Importing and exporting data

Phylotrackpy has native support to load and save phylogenies via CSV files formatted according to the Alife data standard phylogeny format.

# save our phylogeny to file
syst.snapshot("phylo.csv")

# load a phylogeny from file
loaded_syst = systematics.Systematics(lambda org: org.genotype)
loaded_syst.load_from_file("phylo.csv", "id")

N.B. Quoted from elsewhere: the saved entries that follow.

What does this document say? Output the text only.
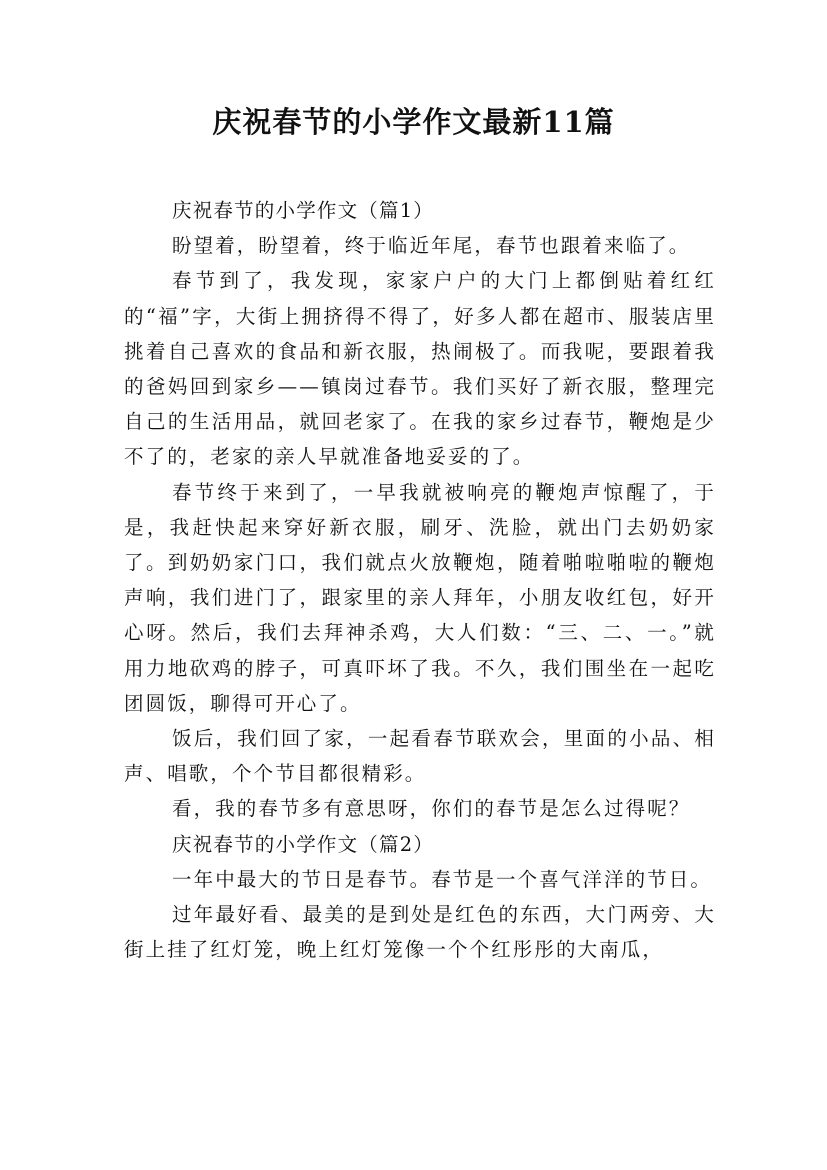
庆祝春节的小学作文最新11篇

庆祝春节的小学作文（篇1）

盼望着，盼望着，终于临近年尾，春节也跟着来临了。

春节到了，我发现，家家户户的大门上都倒贴着红红的“福”字，大街上拥挤得不得了，好多人都在超市、服装店里挑着自己喜欢的食品和新衣服，热闹极了。而我呢，要跟着我的爸妈回到家乡——镇岗过春节。我们买好了新衣服，整理完自己的生活用品，就回老家了。在我的家乡过春节，鞭炮是少不了的，老家的亲人早就准备地妥妥的了。

春节终于来到了，一早我就被响亮的鞭炮声惊醒了，于是，我赶快起来穿好新衣服，刷牙、洗脸，就出门去奶奶家了。到奶奶家门口，我们就点火放鞭炮，随着啪啦啪啦的鞭炮声响，我们进门了，跟家里的亲人拜年，小朋友收红包，好开心呀。然后，我们去拜神杀鸡，大人们数：“三、二、一。”就用力地砍鸡的脖子，可真吓坏了我。不久，我们围坐在一起吃团圆饭，聊得可开心了。

饭后，我们回了家，一起看春节联欢会，里面的小品、相声、唱歌，个个节目都很精彩。

看，我的春节多有意思呀，你们的春节是怎么过得呢？

庆祝春节的小学作文（篇2）

一年中最大的节日是春节。春节是一个喜气洋洋的节日。

过年最好看、最美的是到处是红色的东西，大门两旁、大街上挂了红灯笼，晚上红灯笼像一个个红彤彤的大南瓜，
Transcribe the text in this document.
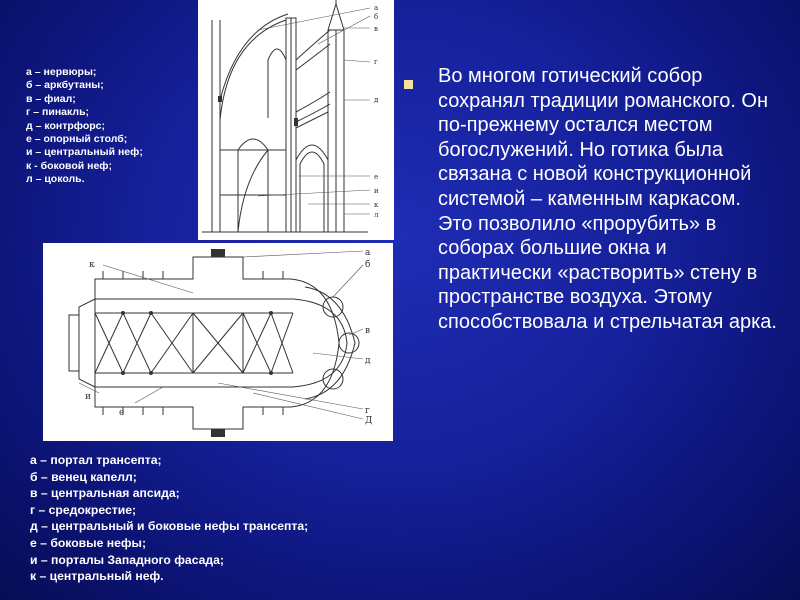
а – нервюры;
б – аркбутаны;
в – фиал;
г – пинакль;
д – контрфорс;
е – опорный столб;
и – центральный неф;
к - боковой неф;
л – цоколь.
а
б
в
г
д
е
и
к
л
а
б
в
д
г
Д
к
и
е
а – портал трансепта;
б – венец капелл;
в – центральная апсида;
г – средокрестие;
д – центральный и боковые нефы трансепта;
е – боковые нефы;
и – порталы Западного фасада;
к – центральный неф.
Во многом готический собор сохранял традиции романского. Он по-прежнему остался местом богослужений. Но готика была связана с новой конструкционной системой – каменным каркасом. Это позволило «прорубить» в соборах большие окна и практически «растворить» стену в пространстве воздуха. Этому способствовала и стрельчатая арка.
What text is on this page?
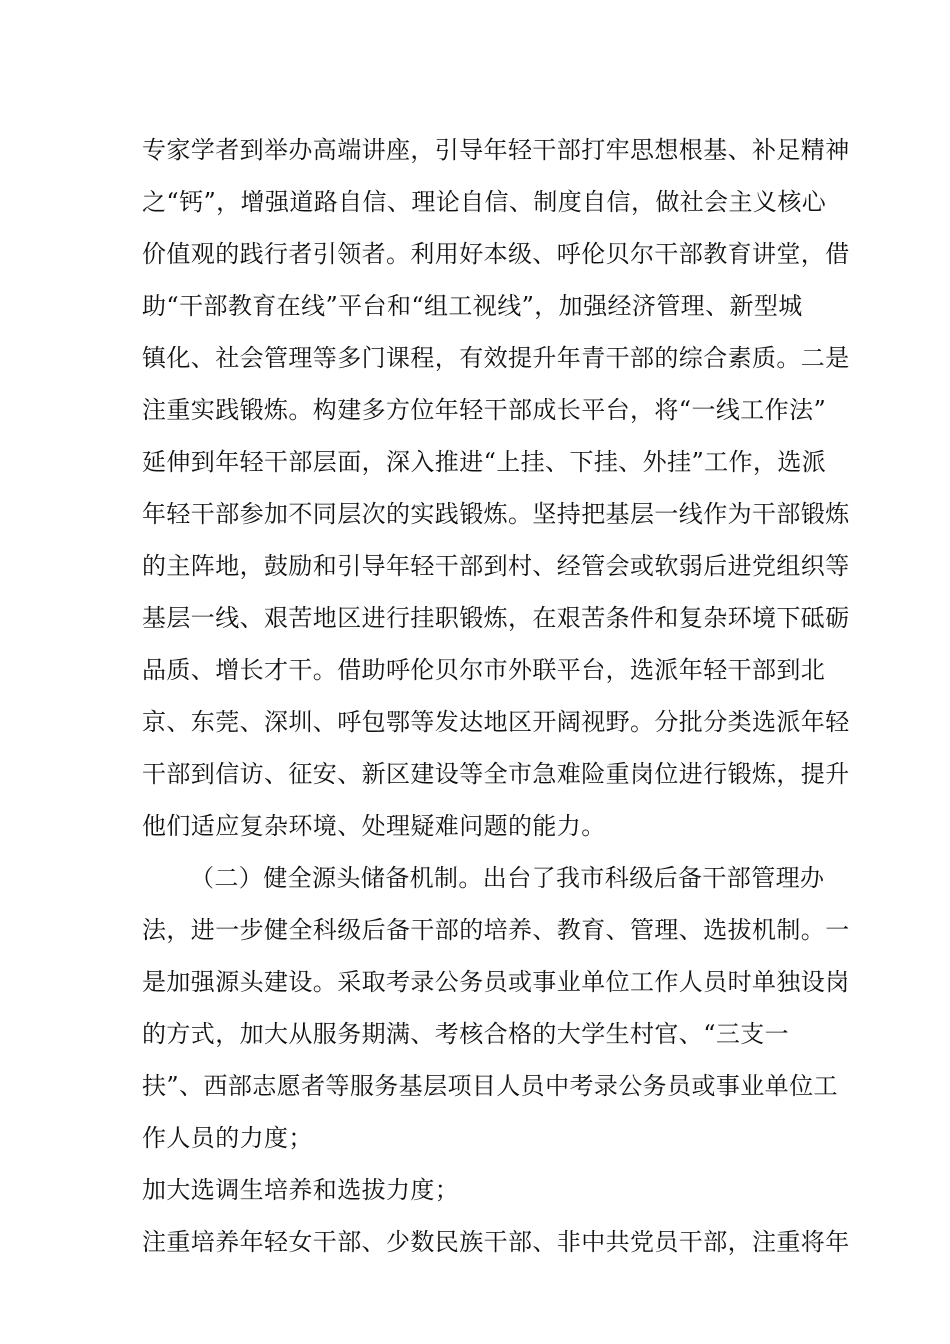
专家学者到举办高端讲座，引导年轻干部打牢思想根基、补足精神
之“钙”，增强道路自信、理论自信、制度自信，做社会主义核心
价值观的践行者引领者。利用好本级、呼伦贝尔干部教育讲堂，借
助“干部教育在线”平台和“组工视线”，加强经济管理、新型城
镇化、社会管理等多门课程，有效提升年青干部的综合素质。二是
注重实践锻炼。构建多方位年轻干部成长平台，将“一线工作法”
延伸到年轻干部层面，深入推进“上挂、下挂、外挂”工作，选派
年轻干部参加不同层次的实践锻炼。坚持把基层一线作为干部锻炼
的主阵地，鼓励和引导年轻干部到村、经管会或软弱后进党组织等
基层一线、艰苦地区进行挂职锻炼，在艰苦条件和复杂环境下砥砺
品质、增长才干。借助呼伦贝尔市外联平台，选派年轻干部到北
京、东莞、深圳、呼包鄂等发达地区开阔视野。分批分类选派年轻
干部到信访、征安、新区建设等全市急难险重岗位进行锻炼，提升
他们适应复杂环境、处理疑难问题的能力。
（二）健全源头储备机制。出台了我市科级后备干部管理办
法，进一步健全科级后备干部的培养、教育、管理、选拔机制。一
是加强源头建设。采取考录公务员或事业单位工作人员时单独设岗
的方式，加大从服务期满、考核合格的大学生村官、“三支一
扶”、西部志愿者等服务基层项目人员中考录公务员或事业单位工
作人员的力度；
加大选调生培养和选拔力度；
注重培养年轻女干部、少数民族干部、非中共党员干部，注重将年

Capability to interoperate with other phylogenetic computing libraries (BioPython, DendroPy, ETE) and bioinformatics serialization schemas (newick, nexml, nexus) is provided through support from alifedata-phyloinformatics-convert.

import io
from pathlib import Path

import alifedata_phyloinformatics_convert as apc
import Bio
import dendropy
import ete3 as ete


# 1) initialize RosettaTree converter
# ... with PhylotrackPy data
converter = apc.RosettaTree(syst)
# ... or from other libraries' data structures
converter = apc.RosettaTree(
  Bio.Phylo.read(io.StringIO("(A,B,(C,D));"), "newick"),
)
converter = apc.RosettaTree(
  dendropy.Tree.get(data="(A,B,(C,D));", schema="newick"),
)
converter = apc.RosettaTree(
  ete.Tree("(A,B,(C,D));"),
)
# ... or by deserializing from newick, nexml, or nexus formats
converter = apc.RosettaTree.from_newick("(A,B,(C,D));")
converter = apc.RosettaTree.from_nexml(Path("path/to/phylo.nemxl"))
with open("path/to/phlo.nexus", "r") as fp:
  converter = apc.RosettaTree.from_nexus(fp)

# 2) transform data as desired 
# ... coerce to PhylotrackPy data structure
converter.as_phylotrack
# ... coerce to other libraries' data structures
converter.as_alife  # pandas DataFrame
converter.as_biopython
converter.as_dendropy
converter.as_ete
converter.as_networkx
# ... serialize to standard formats
converter.to_newick()  # returns newick string
converter.to_nexml(Path("phylo.nexml"))  # writes to path
with open("phylo.nexus", "w") as fp:  # writes to file object
  converter.to_nexus(fp)

See the alifedata-phyloinformatics-convert documentation for further information.